Louise Michel / Twitter

O navio “Louise Michel” resgata refugiados no Mediterrâneo

O artista britânico financiou o navio “Louise Michel” para resgatar migrantes no Mediterrâneo, que já está na zona e resgatou 89 pessoas esta quinta-feira.

De acordo com o jornal britânico The Guardian, o navio “Louise Michel”, batizado em homenagem a uma anarquista francesa do século XIX, pintado com uma versão de uma das obras de Banksy, partiu, a 18 de agosto, do porto espanhol de Borriana, perto de Valência.

Esta quinta-feira, a embarcação resgatou 89 pessoas, incluindo 14 mulheres e quatro crianças, no Mediterrâneo Central. O navio está agora à procura de um porto seguro para desembarcar passageiros ou transferi-los para um navio das guardas costeiras europeias.

Segundo o diário inglês, a tripulação do barco é composta por 10 elementos, ativistas europeus com longa experiência em procura e salvamento, que já tinham prestado o seu auxílio noutras duas operações de resgate que envolveram um total de 105 pessoas.

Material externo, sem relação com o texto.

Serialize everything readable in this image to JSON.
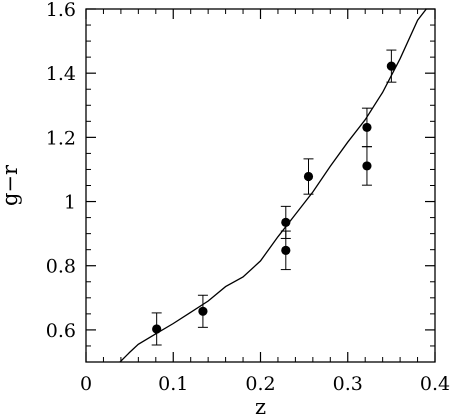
{
  "chart_data": {
    "type": "scatter",
    "xlabel": "z",
    "ylabel": "g−r",
    "xlim": [
      0,
      0.4
    ],
    "ylim": [
      0.5,
      1.6
    ],
    "grid": false,
    "xticks": {
      "major": [
        0,
        0.1,
        0.2,
        0.3,
        0.4
      ],
      "labels": [
        "0",
        "0.1",
        "0.2",
        "0.3",
        "0.4"
      ],
      "minor_step": 0.02
    },
    "yticks": {
      "major": [
        0.6,
        0.8,
        1.0,
        1.2,
        1.4,
        1.6
      ],
      "labels": [
        "0.6",
        "0.8",
        "1",
        "1.2",
        "1.4",
        "1.6"
      ],
      "minor_step": 0.05
    },
    "points": [
      {
        "x": 0.081,
        "y": 0.603,
        "err": 0.05
      },
      {
        "x": 0.134,
        "y": 0.658,
        "err": 0.05
      },
      {
        "x": 0.229,
        "y": 0.935,
        "err": 0.05
      },
      {
        "x": 0.229,
        "y": 0.848,
        "err": 0.06
      },
      {
        "x": 0.255,
        "y": 1.078,
        "err": 0.055
      },
      {
        "x": 0.322,
        "y": 1.231,
        "err": 0.06
      },
      {
        "x": 0.322,
        "y": 1.111,
        "err": 0.06
      },
      {
        "x": 0.35,
        "y": 1.422,
        "err": 0.05
      }
    ],
    "model_curve": {
      "x": [
        0.039,
        0.05,
        0.06,
        0.08,
        0.1,
        0.12,
        0.14,
        0.16,
        0.18,
        0.2,
        0.22,
        0.24,
        0.26,
        0.28,
        0.3,
        0.32,
        0.34,
        0.36,
        0.38,
        0.39
      ],
      "y": [
        0.5,
        0.53,
        0.555,
        0.588,
        0.62,
        0.655,
        0.69,
        0.735,
        0.765,
        0.815,
        0.89,
        0.96,
        1.03,
        1.11,
        1.185,
        1.255,
        1.34,
        1.445,
        1.565,
        1.6
      ]
    }
  },
  "colors": {
    "ink": "#000000",
    "background": "#ffffff"
  }
}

A capitã do navio é Pia Klemp, uma ativista de direitos humanos alemã conhecida por ter conduzido vários outros navios de resgate, incluindo o Sea-Watch 3. O jornal diz que o artista não está a bordo, acrescentando que toda a operação foi montada entre Londres, Berlim e Borriana.

O The Guardian conta que Klemp foi contactada por Banksy por e-mail, em setembro de 2019, sendo que, na altura, a jovem considerou tratar-se de uma brincadeira.

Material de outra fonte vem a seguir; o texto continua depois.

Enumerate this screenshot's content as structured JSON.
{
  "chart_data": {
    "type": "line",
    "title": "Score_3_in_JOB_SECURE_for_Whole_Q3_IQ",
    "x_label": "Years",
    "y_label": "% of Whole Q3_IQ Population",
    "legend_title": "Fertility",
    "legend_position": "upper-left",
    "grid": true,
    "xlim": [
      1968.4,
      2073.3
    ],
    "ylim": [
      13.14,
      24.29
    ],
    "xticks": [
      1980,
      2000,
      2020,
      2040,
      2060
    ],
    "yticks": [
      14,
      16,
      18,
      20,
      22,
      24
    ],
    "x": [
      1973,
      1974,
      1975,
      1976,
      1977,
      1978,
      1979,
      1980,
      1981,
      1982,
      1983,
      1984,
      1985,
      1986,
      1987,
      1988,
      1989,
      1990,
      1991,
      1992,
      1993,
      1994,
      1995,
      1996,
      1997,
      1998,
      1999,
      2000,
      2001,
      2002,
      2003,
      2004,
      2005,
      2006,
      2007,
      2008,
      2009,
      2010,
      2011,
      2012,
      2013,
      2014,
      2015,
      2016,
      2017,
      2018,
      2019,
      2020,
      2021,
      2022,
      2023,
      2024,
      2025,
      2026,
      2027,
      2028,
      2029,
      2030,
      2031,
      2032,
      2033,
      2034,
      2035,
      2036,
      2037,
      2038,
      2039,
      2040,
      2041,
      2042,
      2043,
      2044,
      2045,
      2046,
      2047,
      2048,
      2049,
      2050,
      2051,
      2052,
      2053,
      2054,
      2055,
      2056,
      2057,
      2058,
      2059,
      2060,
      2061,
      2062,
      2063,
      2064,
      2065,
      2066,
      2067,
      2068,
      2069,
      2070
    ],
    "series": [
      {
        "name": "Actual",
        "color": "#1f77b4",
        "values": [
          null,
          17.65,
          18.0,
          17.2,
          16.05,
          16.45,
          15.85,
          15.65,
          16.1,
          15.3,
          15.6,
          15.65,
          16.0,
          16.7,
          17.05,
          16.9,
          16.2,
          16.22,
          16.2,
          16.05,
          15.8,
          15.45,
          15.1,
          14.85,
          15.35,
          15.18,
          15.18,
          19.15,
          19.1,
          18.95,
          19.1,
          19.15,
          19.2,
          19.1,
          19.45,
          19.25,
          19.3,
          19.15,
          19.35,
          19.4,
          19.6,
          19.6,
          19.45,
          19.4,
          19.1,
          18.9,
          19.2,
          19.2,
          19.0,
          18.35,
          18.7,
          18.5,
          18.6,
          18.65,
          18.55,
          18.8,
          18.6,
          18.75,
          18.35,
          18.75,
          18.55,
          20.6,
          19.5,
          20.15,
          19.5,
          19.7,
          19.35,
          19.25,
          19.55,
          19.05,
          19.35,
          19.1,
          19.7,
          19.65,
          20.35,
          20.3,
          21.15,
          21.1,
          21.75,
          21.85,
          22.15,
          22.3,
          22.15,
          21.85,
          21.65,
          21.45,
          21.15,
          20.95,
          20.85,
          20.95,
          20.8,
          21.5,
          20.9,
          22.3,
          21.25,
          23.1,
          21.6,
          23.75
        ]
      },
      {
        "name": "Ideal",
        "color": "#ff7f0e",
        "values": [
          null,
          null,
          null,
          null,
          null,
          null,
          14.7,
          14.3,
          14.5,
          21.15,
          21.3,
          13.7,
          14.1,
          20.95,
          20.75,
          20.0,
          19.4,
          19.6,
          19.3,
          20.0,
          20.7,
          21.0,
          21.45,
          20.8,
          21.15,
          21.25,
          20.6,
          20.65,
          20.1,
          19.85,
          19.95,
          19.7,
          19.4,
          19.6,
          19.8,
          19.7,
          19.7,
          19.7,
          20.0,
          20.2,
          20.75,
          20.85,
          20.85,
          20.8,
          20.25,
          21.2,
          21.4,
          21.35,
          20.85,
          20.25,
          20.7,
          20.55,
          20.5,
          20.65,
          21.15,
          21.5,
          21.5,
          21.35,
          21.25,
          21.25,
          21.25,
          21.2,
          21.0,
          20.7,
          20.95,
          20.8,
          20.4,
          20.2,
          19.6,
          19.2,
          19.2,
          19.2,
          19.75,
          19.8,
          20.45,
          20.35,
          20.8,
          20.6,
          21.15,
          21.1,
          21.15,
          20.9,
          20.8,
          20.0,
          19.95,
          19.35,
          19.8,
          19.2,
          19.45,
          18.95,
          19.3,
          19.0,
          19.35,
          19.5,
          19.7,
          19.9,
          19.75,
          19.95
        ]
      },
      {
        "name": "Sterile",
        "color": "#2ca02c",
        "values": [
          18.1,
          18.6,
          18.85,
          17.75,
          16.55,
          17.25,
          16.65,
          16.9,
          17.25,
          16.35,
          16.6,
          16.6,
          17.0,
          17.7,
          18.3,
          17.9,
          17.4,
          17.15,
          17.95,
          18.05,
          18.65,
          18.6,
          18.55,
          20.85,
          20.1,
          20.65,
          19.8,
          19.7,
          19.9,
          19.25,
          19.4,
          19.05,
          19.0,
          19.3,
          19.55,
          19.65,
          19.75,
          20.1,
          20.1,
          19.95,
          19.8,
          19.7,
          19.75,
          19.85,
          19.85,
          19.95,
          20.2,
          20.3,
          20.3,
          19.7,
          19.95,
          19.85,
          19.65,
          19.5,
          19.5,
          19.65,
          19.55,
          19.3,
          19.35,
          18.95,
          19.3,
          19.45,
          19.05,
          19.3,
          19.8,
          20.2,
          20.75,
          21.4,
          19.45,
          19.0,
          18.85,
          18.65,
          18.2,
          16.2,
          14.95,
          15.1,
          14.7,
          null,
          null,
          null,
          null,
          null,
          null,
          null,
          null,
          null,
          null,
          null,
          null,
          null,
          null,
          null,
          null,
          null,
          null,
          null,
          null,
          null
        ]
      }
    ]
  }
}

“Olá, Pia. Li a tua história nos jornais. Pareces-me brutal. Sou um artista do Reino Unido e fiz alguns trabalhos sobre a crise dos migrantes. Obviamente não posso ficar com o dinheiro. Poderias usá-lo para comprar um novo barco ou alguma coisa do género? Por favor dá-me notícias. Bom trabalho. Banksy”, escreveu o artista inglês.

A capitã do navio acredita que Banksy a contactou pelo seu compromisso político: “Não vejo o resgate no mar como uma ação humanitária, mas como parte de uma luta antifascista”, disse ao jornal.

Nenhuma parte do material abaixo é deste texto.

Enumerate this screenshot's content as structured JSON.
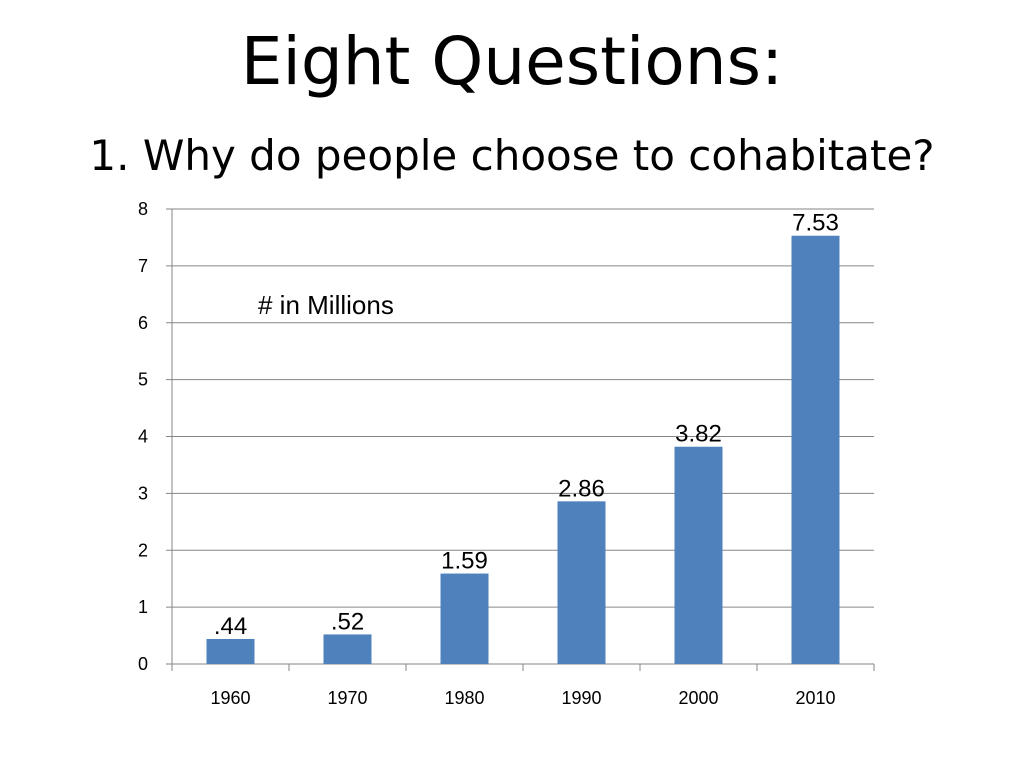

Klemp deixou claro que o envolvimento do famoso artista nas operações se limita a dar apoio financeiro. “Banksy não vai fingir que sabe melhor do que nós como dirigir um navio, e nós não vamos fingir que somos artistas”, clarificou.

Muitos barcos pequenos com migrantes, principalmente tunisinos, atracaram durante todo o verão na ilha italiana de Lampedusa, no sul da Sicília.

O Sea-Watch 4, navio das ONG Médicos sem Fronteiras e Sea-Watch, está presente na área desde meados de agosto. Já realizou diversos resgates, recuperando mais de 200 pessoas.

O último navio a regressar do Mediterrâneo central, o Ocean Viking, fretado pela SOS Méditerranée, desembarcou na Sicília, no início de julho, com 180 migrantes, antes de ser imobilizado pelas autoridades italianas por “motivos técnicos”.